Hardware is any physical computer part, e.g. mouse, screen or case. It does not “cause” software, and nor is software a hardware output, in the way that physical systems have physical outputs. We create software by seeing the information choices in physical events. Software only exists when we see reality in information terms. Software needs hardware, but the same code can run on a PC, Mac or mobile phone, i.e. the same software can run on different hardware. An entity relationship diagram that describes software can work for any physical storage, whether disk, CD or USB, as data entities are not disk sectors. Software assumes some hardware but does not specify which hardware.
If any part of a device acquires software, the whole system gets an information level; e.g. a computer is information technology even though its case is just hardware.
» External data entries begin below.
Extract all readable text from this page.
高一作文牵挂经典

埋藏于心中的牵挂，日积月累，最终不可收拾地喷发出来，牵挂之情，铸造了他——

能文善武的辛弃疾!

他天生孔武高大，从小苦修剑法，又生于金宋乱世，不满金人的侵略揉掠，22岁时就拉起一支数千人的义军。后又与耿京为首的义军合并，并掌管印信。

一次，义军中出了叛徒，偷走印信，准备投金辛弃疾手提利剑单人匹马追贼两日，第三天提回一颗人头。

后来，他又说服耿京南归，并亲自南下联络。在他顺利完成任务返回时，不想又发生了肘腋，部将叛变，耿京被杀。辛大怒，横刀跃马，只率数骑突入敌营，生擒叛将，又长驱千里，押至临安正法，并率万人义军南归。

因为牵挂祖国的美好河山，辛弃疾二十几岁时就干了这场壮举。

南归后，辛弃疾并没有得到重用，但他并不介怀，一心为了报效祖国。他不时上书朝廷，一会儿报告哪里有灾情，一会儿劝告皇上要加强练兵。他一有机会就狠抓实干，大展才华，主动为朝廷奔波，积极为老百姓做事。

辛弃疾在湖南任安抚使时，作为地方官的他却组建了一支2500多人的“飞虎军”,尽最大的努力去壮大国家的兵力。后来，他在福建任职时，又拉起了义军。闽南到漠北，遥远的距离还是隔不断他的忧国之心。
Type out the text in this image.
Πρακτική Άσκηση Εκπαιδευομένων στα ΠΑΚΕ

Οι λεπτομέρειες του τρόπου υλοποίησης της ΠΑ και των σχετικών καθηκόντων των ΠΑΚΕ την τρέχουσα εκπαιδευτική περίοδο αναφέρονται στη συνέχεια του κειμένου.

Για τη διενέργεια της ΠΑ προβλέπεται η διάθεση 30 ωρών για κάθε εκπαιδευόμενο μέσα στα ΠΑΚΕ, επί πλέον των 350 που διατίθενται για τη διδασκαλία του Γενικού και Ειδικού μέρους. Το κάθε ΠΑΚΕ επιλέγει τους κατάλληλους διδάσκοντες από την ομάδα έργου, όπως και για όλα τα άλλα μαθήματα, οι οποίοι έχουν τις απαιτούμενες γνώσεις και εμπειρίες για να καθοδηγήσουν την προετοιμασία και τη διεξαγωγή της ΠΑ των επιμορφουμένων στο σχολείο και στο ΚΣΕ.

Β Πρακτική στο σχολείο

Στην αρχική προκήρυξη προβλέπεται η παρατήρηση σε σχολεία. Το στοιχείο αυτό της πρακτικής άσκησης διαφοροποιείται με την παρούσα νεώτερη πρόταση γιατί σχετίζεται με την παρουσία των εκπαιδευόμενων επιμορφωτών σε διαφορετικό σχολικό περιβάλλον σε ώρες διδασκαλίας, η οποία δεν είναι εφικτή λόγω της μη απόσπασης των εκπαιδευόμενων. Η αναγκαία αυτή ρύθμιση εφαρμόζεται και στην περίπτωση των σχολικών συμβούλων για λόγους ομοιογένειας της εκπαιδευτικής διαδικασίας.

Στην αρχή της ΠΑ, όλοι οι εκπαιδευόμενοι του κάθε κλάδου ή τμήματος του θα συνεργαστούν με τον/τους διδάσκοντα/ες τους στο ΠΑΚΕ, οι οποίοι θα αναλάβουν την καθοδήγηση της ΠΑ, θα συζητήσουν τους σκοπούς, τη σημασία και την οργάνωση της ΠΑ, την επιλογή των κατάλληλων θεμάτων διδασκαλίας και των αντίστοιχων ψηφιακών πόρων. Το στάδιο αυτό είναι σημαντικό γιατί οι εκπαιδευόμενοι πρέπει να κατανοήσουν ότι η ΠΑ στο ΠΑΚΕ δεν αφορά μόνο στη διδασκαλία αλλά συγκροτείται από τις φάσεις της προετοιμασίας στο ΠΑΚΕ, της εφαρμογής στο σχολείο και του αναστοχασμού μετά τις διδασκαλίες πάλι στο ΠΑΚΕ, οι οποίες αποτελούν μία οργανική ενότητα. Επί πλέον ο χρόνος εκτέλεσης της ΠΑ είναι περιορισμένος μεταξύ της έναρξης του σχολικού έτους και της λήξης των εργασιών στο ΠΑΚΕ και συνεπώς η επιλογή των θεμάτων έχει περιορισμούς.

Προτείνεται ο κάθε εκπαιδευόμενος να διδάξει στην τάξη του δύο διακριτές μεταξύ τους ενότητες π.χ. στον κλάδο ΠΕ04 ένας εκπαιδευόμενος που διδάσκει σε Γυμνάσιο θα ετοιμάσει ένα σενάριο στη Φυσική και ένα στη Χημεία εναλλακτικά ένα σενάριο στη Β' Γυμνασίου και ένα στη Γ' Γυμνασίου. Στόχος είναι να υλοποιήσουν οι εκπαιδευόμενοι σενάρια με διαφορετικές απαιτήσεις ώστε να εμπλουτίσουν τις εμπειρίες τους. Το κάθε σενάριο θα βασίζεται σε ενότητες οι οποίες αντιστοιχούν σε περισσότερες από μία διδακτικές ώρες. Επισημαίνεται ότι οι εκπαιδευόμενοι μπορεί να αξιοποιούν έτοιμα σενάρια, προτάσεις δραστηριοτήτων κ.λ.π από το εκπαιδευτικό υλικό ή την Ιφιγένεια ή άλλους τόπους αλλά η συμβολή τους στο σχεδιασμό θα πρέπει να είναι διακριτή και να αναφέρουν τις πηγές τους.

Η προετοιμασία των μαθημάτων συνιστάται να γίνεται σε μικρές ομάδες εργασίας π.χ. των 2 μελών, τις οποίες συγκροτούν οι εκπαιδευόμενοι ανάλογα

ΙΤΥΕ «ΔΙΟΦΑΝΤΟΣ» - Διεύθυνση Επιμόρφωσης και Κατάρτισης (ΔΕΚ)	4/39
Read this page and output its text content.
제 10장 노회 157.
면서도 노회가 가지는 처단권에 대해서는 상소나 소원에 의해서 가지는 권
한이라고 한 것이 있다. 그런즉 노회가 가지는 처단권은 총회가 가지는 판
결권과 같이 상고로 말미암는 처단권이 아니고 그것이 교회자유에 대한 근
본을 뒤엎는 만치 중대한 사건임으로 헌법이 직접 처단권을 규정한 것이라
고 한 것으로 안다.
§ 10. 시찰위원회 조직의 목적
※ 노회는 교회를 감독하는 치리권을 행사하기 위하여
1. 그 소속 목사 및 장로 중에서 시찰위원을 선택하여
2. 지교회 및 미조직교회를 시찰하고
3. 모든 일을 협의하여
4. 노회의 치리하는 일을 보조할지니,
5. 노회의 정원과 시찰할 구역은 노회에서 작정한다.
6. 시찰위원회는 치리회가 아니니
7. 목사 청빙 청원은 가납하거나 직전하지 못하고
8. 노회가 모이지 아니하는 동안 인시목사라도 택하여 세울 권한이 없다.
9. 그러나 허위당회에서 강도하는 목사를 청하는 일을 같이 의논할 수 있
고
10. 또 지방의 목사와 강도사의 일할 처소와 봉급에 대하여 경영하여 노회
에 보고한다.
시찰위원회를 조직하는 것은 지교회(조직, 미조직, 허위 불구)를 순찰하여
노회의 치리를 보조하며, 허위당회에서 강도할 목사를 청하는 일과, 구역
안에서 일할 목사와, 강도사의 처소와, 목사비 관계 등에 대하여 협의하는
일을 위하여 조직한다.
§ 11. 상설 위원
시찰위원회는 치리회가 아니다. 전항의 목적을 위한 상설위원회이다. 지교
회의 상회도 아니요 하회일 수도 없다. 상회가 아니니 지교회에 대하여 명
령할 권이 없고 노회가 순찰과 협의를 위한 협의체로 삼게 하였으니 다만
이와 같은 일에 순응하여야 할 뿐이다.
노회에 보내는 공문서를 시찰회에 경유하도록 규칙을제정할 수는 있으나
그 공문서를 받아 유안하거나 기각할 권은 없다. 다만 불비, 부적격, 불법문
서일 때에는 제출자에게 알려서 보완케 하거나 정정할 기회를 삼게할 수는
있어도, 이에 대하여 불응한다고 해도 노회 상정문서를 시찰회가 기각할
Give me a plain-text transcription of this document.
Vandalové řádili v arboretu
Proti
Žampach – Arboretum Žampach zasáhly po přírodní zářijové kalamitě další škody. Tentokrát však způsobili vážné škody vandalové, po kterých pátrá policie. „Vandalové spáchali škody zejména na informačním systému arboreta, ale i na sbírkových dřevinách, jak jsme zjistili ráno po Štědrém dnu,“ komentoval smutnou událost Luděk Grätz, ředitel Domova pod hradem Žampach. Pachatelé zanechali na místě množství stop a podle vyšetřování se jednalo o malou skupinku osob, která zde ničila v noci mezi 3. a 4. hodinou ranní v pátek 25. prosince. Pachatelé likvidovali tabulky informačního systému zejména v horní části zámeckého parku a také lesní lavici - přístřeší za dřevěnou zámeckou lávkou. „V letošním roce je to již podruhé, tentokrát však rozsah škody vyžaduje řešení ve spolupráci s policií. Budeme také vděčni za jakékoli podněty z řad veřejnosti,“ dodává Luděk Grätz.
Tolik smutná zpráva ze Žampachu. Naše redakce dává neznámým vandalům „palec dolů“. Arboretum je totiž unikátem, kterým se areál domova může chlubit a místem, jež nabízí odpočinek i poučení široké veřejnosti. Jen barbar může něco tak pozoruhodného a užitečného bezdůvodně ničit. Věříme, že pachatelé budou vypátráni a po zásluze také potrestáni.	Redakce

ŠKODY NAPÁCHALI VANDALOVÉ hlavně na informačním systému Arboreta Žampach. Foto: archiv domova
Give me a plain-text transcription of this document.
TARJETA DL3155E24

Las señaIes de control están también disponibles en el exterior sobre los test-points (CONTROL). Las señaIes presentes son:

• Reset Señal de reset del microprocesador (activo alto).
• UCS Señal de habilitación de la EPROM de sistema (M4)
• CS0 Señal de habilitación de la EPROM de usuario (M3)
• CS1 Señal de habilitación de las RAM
We describe a system by its highest level, so if the operating system “hangs”, or gets in an infinite loop, we say “the computer” crashed, even though the hardware is working fine. Rebooting fixes the software problem with no hardware change, so a software system can fail while the hardware still works perfectly.
Conversely, a computer can fail as hardware but not software, if a chip overheats. Replace the hardware part and the computer works with no software change needed. Software can fail without hardware failing, and hardware can fail without software failing. A hardware update need not change the software, and a software update need not change the hardware. Equally, each level has its own knowledge base, so if software fails we call a programmer, but if hardware fails we call an engineer.